5.2 Regenerative Medicine
Stem-cell quiescence and activation may be regulated by modulating persistence rather than forcing proliferative signals.
5.3 Aging Research
Replicative senescence is modelled as a collapse of S, driven by telomere erosion and accumulated repair deficits.
6. Scope and Limitations
This paper defines a theoretical and operational framework but does not present original wet-lab data. The persistence equation is intended to be falsifiable and is contingent on the quality of proxy selection, normalisation, and cell-type specificity. Threshold values are expected to vary across lineages and contexts.
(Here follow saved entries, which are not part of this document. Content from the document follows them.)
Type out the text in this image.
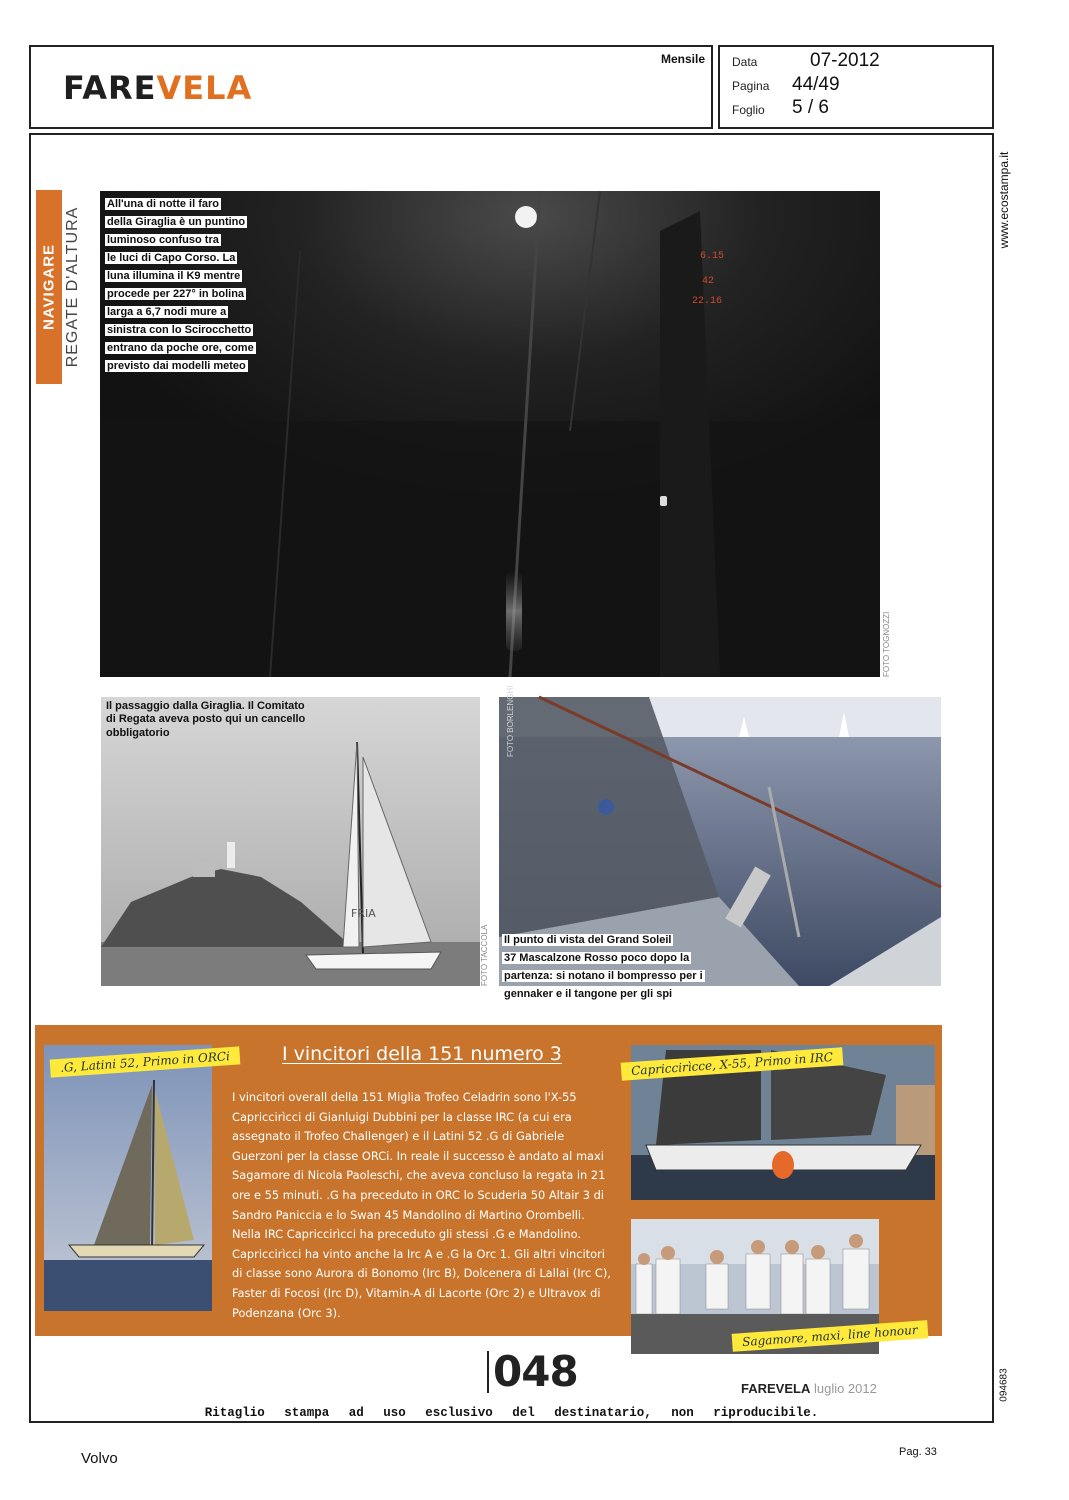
FAREVELA
Mensile Data	07-2012
Pagina 44/49
Foglio 5 / 6
www.ecostampa.it
094683
NAVIGARE REGATE D'ALTURA	6.15
42
22.16
All'una di notte il faro
della Giraglia è un puntino
luminoso confuso tra
le luci di Capo Corso. La
luna illumina il K9 mentre
procede per 227° in bolina
larga a 6,7 nodi mure a
sinistra con lo Scirocchetto
entrano da poche ore, come
previsto dai modelli meteo
FOTO TOGNOZZI
FRIA
Il passaggio dalla Giraglia. Il Comitato
di Regata aveva posto qui un cancello
obbligatorio
FOTO TACCOLA Il punto di vista del Grand Soleil
37 Mascalzone Rosso poco dopo la
partenza: si notano il bompresso per i
gennaker e il tangone per gli spi
FOTO BORLENGHI
.G, Latini 52, Primo in ORCi	I vincitori della 151 numero 3
I vincitori overall della 151 Miglia Trofeo Celadrin sono l'X-55 Capriccirìcci di Gianluigi Dubbini per la classe IRC (a cui era assegnato il Trofeo Challenger) e il Latini 52 .G di Gabriele Guerzoni per la classe ORCi. In reale il successo è andato al maxi Sagamore di Nicola Paoleschi, che aveva concluso la regata in 21 ore e 55 minuti. .G ha preceduto in ORC lo Scuderia 50 Altair 3 di Sandro Paniccia e lo Swan 45 Mandolino di Martino Orombelli. Nella IRC Capriccirìcci ha preceduto gli stessi .G e Mandolino. Capriccirìcci ha vinto anche la Irc A e .G la Orc 1. Gli altri vincitori di classe sono Aurora di Bonomo (Irc B), Dolcenera di Lallai (Irc C), Faster di Focosi (Irc D), Vitamin-A di Lacorte (Orc 2) e Ultravox di Podenzana (Orc 3).
Capriccirìcce, X-55, Primo in IRC
Sagamore, maxi, line honour
048	FAREVELA luglio 2012
Ritaglio stampa ad uso esclusivo del destinatario, non riproducibile.
Volvo	Pag. 33
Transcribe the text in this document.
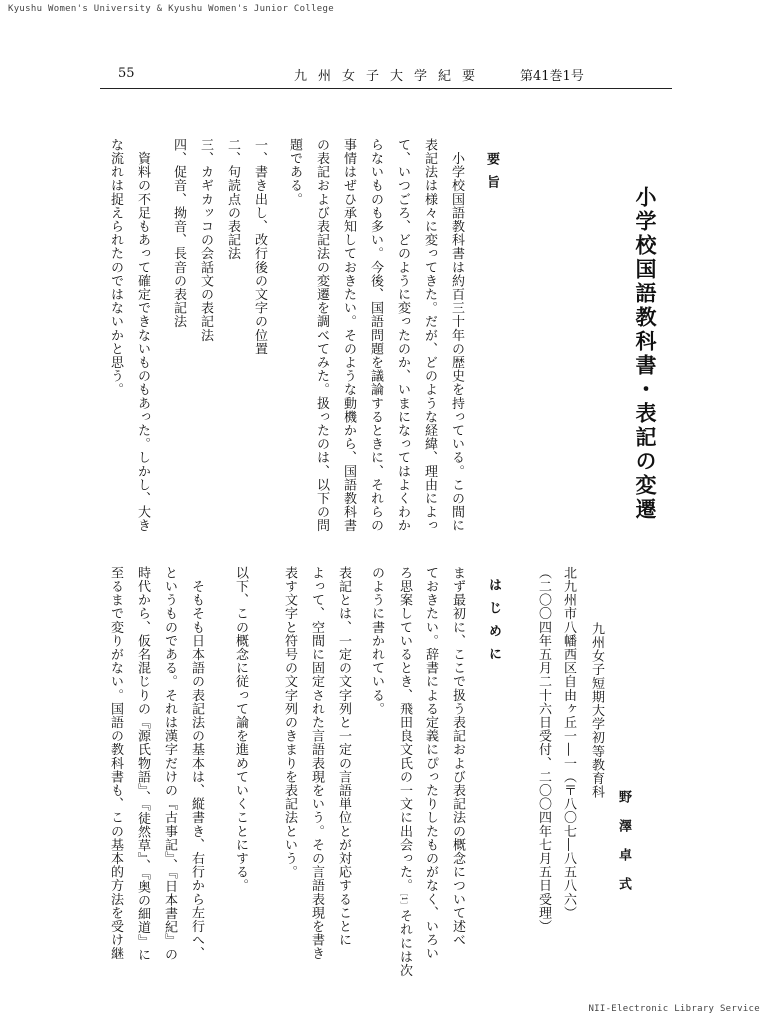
Kyushu Women's University & Kyushu Women's Junior College
55	九州女子大学紀要	第41巻1号
小学校国語教科書・表記の変遷
野澤卓式
九州女子短期大学初等教育科
北九州市八幡西区自由ヶ丘一―一（〒八〇七―八五八六）
（二〇〇四年五月二十六日受付、二〇〇四年七月五日受理）
要旨
　小学校国語教科書は約百三十年の歴史を持っている。この間に
表記法は様々に変ってきた。だが、どのような経緯、理由によっ
て、いつごろ、どのように変ったのか、いまになってはよくわか
らないものも多い。今後、国語問題を議論するときに、それらの
事情はぜひ承知しておきたい。そのような動機から、国語教科書
の表記および表記法の変遷を調べてみた。扱ったのは、以下の問
題である。
一、書き出し、改行後の文字の位置
二、句読点の表記法
三、カギカッコの会話文の表記法
四、促音、拗音、長音の表記法
　資料の不足もあって確定できないものもあった。しかし、大き
な流れは捉えられたのではないかと思う。
はじめに
まず最初に、ここで扱う表記および表記法の概念について述べ
ておきたい。辞書による定義にぴったりしたものがなく、いろい
ろ思案しているとき、飛田良文氏の一文に出会った。［1］それには次
のように書かれている。
表記とは、一定の文字列と一定の言語単位とが対応することに
よって、空間に固定された言語表現をいう。その言語表現を書き
表す文字と符号の文字列のきまりを表記法という。
以下、この概念に従って論を進めていくことにする。
　そもそも日本語の表記法の基本は、縦書き、右行から左行へ、
というものである。それは漢字だけの『古事記』、『日本書紀』の
時代から、仮名混じりの『源氏物語』、『徒然草』、『奥の細道』に
至るまで変りがない。国語の教科書も、この基本的方法を受け継
NII-Electronic Library Service
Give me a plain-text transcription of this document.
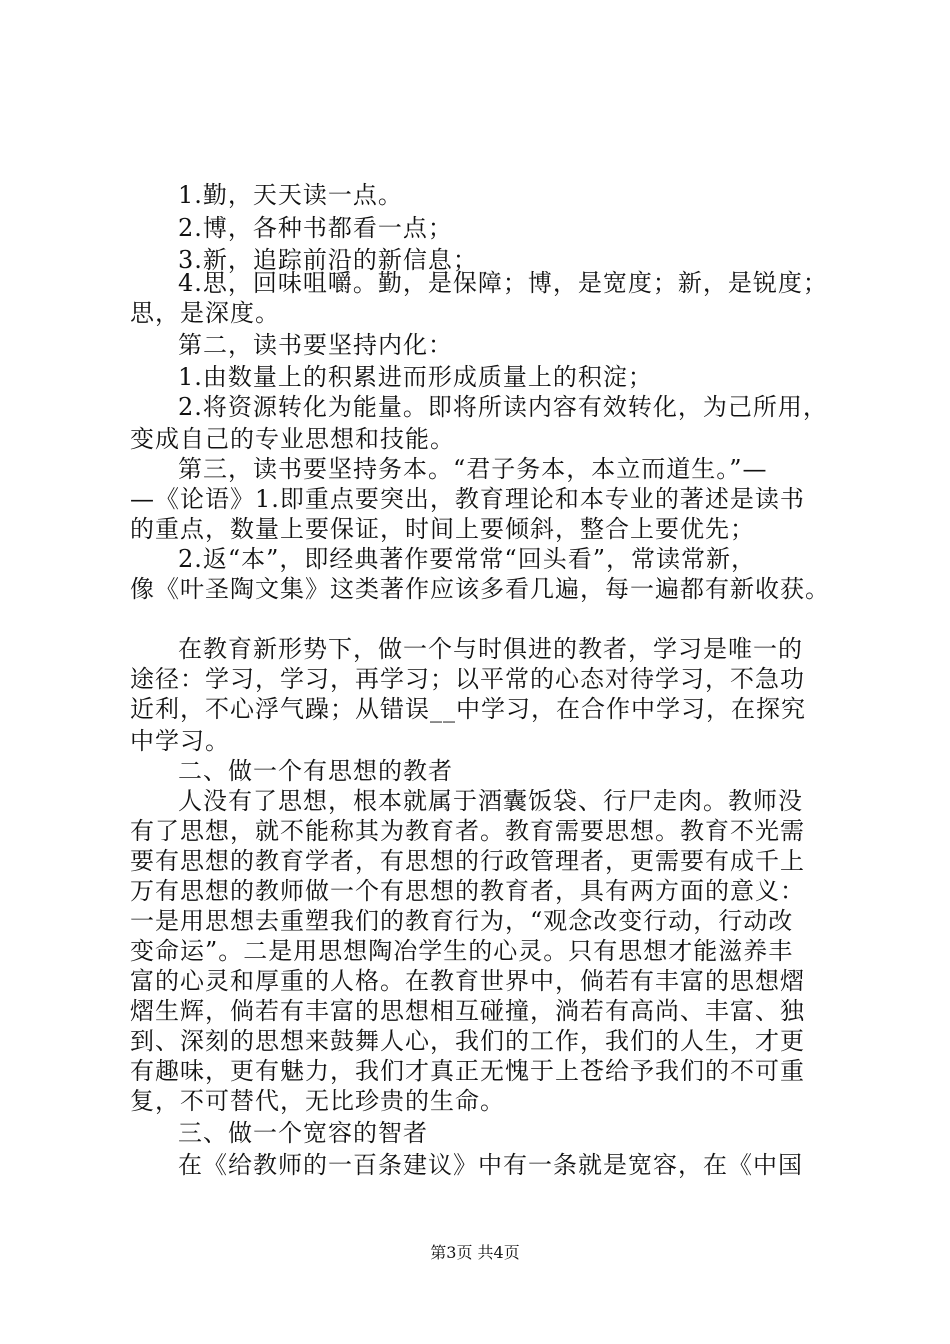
1.勤，天天读一点。
2.博，各种书都看一点；
3.新，追踪前沿的新信息；
4.思，回味咀嚼。勤，是保障；博，是宽度；新，是锐度；
思，是深度。
第二，读书要坚持内化：
1.由数量上的积累进而形成质量上的积淀；
2.将资源转化为能量。即将所读内容有效转化，为己所用，
变成自己的专业思想和技能。
第三，读书要坚持务本。“君子务本，本立而道生。”—
—《论语》1.即重点要突出，教育理论和本专业的著述是读书
的重点，数量上要保证，时间上要倾斜，整合上要优先；
2.返“本”，即经典著作要常常“回头看”，常读常新，
像《叶圣陶文集》这类著作应该多看几遍，每一遍都有新收获。
在教育新形势下，做一个与时俱进的教者，学习是唯一的
途径：学习，学习，再学习；以平常的心态对待学习，不急功
近利，不心浮气躁；从错误__中学习，在合作中学习，在探究
中学习。
二、做一个有思想的教者
人没有了思想，根本就属于酒囊饭袋、行尸走肉。教师没
有了思想，就不能称其为教育者。教育需要思想。教育不光需
要有思想的教育学者，有思想的行政管理者，更需要有成千上
万有思想的教师做一个有思想的教育者，具有两方面的意义：
一是用思想去重塑我们的教育行为，“观念改变行动，行动改
变命运”。二是用思想陶冶学生的心灵。只有思想才能滋养丰
富的心灵和厚重的人格。在教育世界中，倘若有丰富的思想熠
熠生辉，倘若有丰富的思想相互碰撞，淌若有高尚、丰富、独
到、深刻的思想来鼓舞人心，我们的工作，我们的人生，才更
有趣味，更有魅力，我们才真正无愧于上苍给予我们的不可重
复，不可替代，无比珍贵的生命。
三、做一个宽容的智者
在《给教师的一百条建议》中有一条就是宽容，在《中国
第3页 共4页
The framework does not claim exclusivity and is compatible with existing regulatory models of the cell cycle.
7. Conclusion
This paper provides a complete roadmap for empirical validation of P = C·S²/E as a unifying principle governing cell division commitment. It reframes proliferation as a thermodynamically constrained persistence decision rather than a simple regulatory switch, offering testable predictions across cancer biology, regeneration, and aging.
References
References are intentionally limited in this preprint to preserve conceptual clarity. Canonical literature on cell-cycle checkpoints, DNA repair, AMPK/mTOR signalling, and systems biology provides the empirical substrate against which this framework may be tested.